Biological hazards are difficult to plan for. Any pathogen can pose a threat to troops deployed abroad or citizens at home. It can spread as a weapon or on its own as a natural outbreak. Any plan spends money on something that hasn’t happened yet, something difficult for any president to do. And it forces different federal agencies to work well together, something no U.S. president has yet accomplished. According to Kadlec, Bill Clinton became alarmed about bioterror toward the end of his administration. George W. Bush fired Clinton’s bioterror adviser, then rehired him after Sept. 11. Dick Cheney was consumed by bioterror. Obama is now. And he’s handling a situation none of his predecessors planned for: a natural foreign outbreak that may destabilize countries and become a national security risk.

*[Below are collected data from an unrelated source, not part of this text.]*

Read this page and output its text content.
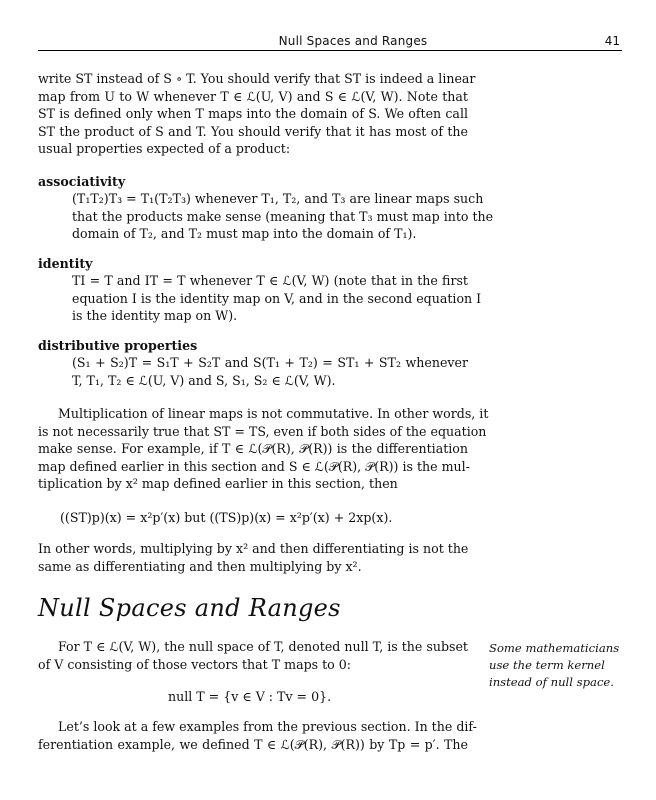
Null Spaces and Ranges	41
write ST instead of S ∘ T. You should verify that ST is indeed a linear
map from U to W whenever T ∈ ℒ(U, V) and S ∈ ℒ(V, W). Note that
ST is defined only when T maps into the domain of S. We often call
ST the product of S and T. You should verify that it has most of the
usual properties expected of a product:
associativity
(T₁T₂)T₃ = T₁(T₂T₃) whenever T₁, T₂, and T₃ are linear maps such
that the products make sense (meaning that T₃ must map into the
domain of T₂, and T₂ must map into the domain of T₁).
identity
TI = T and IT = T whenever T ∈ ℒ(V, W) (note that in the first
equation I is the identity map on V, and in the second equation I
is the identity map on W).
distributive properties
(S₁ + S₂)T = S₁T + S₂T and S(T₁ + T₂) = ST₁ + ST₂ whenever
T, T₁, T₂ ∈ ℒ(U, V) and S, S₁, S₂ ∈ ℒ(V, W).
Multiplication of linear maps is not commutative. In other words, it
is not necessarily true that ST = TS, even if both sides of the equation
make sense. For example, if T ∈ ℒ(𝒫(R), 𝒫(R)) is the differentiation
map defined earlier in this section and S ∈ ℒ(𝒫(R), 𝒫(R)) is the mul-
tiplication by x² map defined earlier in this section, then
((ST)p)(x) = x²p′(x) but ((TS)p)(x) = x²p′(x) + 2xp(x).
In other words, multiplying by x² and then differentiating is not the
same as differentiating and then multiplying by x².
Null Spaces and Ranges
For T ∈ ℒ(V, W), the null space of T, denoted null T, is the subset
of V consisting of those vectors that T maps to 0:
null T = {v ∈ V : Tv = 0}.
Let’s look at a few examples from the previous section. In the dif-
ferentiation example, we defined T ∈ ℒ(𝒫(R), 𝒫(R)) by Tp = p′. The
Some mathematicians
use the term kernel
instead of null space.
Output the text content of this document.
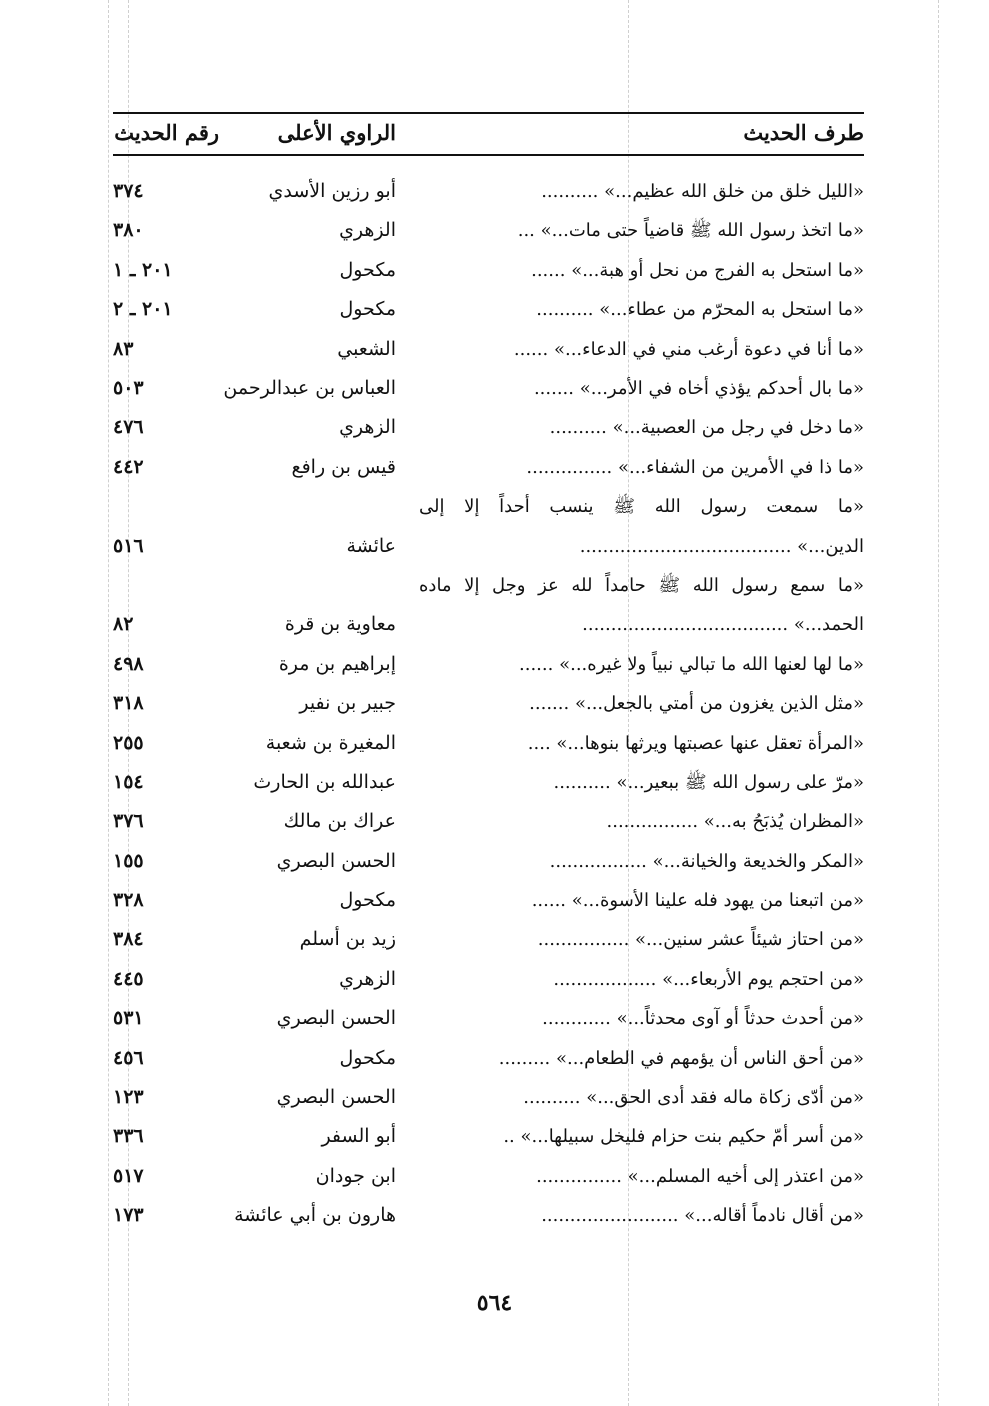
طرف الحديث
الراوي الأعلى
رقم الحديث
«الليل خلق من خلق الله عظيم...» ..........
أبو رزين الأسدي
٣٧٤
«ما اتخذ رسول الله ﷺ قاضياً حتى مات...» ...
الزهري
٣٨٠
«ما استحل به الفرج من نحل أو هبة...» ......
مكحول
٢٠١ ـ ١
«ما استحل به المحرّم من عطاء...» ..........
مكحول
٢٠١ ـ ٢
«ما أنا في دعوة أرغب مني في الدعاء...» ......
الشعبي
٨٣
«ما بال أحدكم يؤذي أخاه في الأمر...» .......
العباس بن عبدالرحمن
٥٠٣
«ما دخل في رجل من العصبية...» ..........
الزهري
٤٧٦
«ما ذا في الأمرين من الشفاء...» ...............
قيس بن رافع
٤٤٢
«ما سمعت رسول الله ﷺ ينسب أحداً إلا إلى
الدين...» .....................................
عائشة
٥١٦
«ما سمع رسول الله ﷺ حامداً لله عز وجل إلا ماده
الحمد...» ....................................
معاوية بن قرة
٨٢
«ما لها لعنها الله ما تبالي نبياً ولا غيره...» ......
إبراهيم بن مرة
٤٩٨
«مثل الذين يغزون من أمتي بالجعل...» .......
جبير بن نفير
٣١٨
«المرأة تعقل عنها عصبتها ويرثها بنوها...» ....
المغيرة بن شعبة
٢٥٥
«مرّ على رسول الله ﷺ ببعير...» ..........
عبدالله بن الحارث
١٥٤
«المظران يُذبَحُ به...» ................
عراك بن مالك
٣٧٦
«المكر والخديعة والخيانة...» .................
الحسن البصري
١٥٥
«من اتبعنا من يهود فله علينا الأسوة...» ......
مكحول
٣٢٨
«من احتاز شيئاً عشر سنين...» ................
زيد بن أسلم
٣٨٤
«من احتجم يوم الأربعاء...» ..................
الزهري
٤٤٥
«من أحدث حدثاً أو آوى محدثاً...» ............
الحسن البصري
٥٣١
«من أحق الناس أن يؤمهم في الطعام...» .........
مكحول
٤٥٦
«من أدّى زكاة ماله فقد أدى الحق...» ..........
الحسن البصري
١٢٣
«من أسر أمّ حكيم بنت حزام فليخل سبيلها...» ..
أبو السفر
٣٣٦
«من اعتذر إلى أخيه المسلم...» ...............
ابن جودان
٥١٧
«من أقال نادماً أقاله...» ........................
هارون بن أبي عائشة
١٧٣
٥٦٤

Barda now has given Mapp Biopharmaceutical a $25 million contract to start clinical trials with ZMapp. This is encouraging, but it hasn’t fixed the problem. The Pentagon and the HHS have a list of threats, and no real way to work down the list, devising treatments and getting them through the FDA’s approval process.
Every outbreak will make every administration look feckless and incompetent. But the U.S., at the very least, needs to admit to itself that to improve readiness, it needs to function like a drugmaker—and be good at it. “As long as there’s not sufficient money to address every one of the targeted diseases,” says Senator Burr, “it’s going to force the system to make a decision based on what’s the greatest threat today.”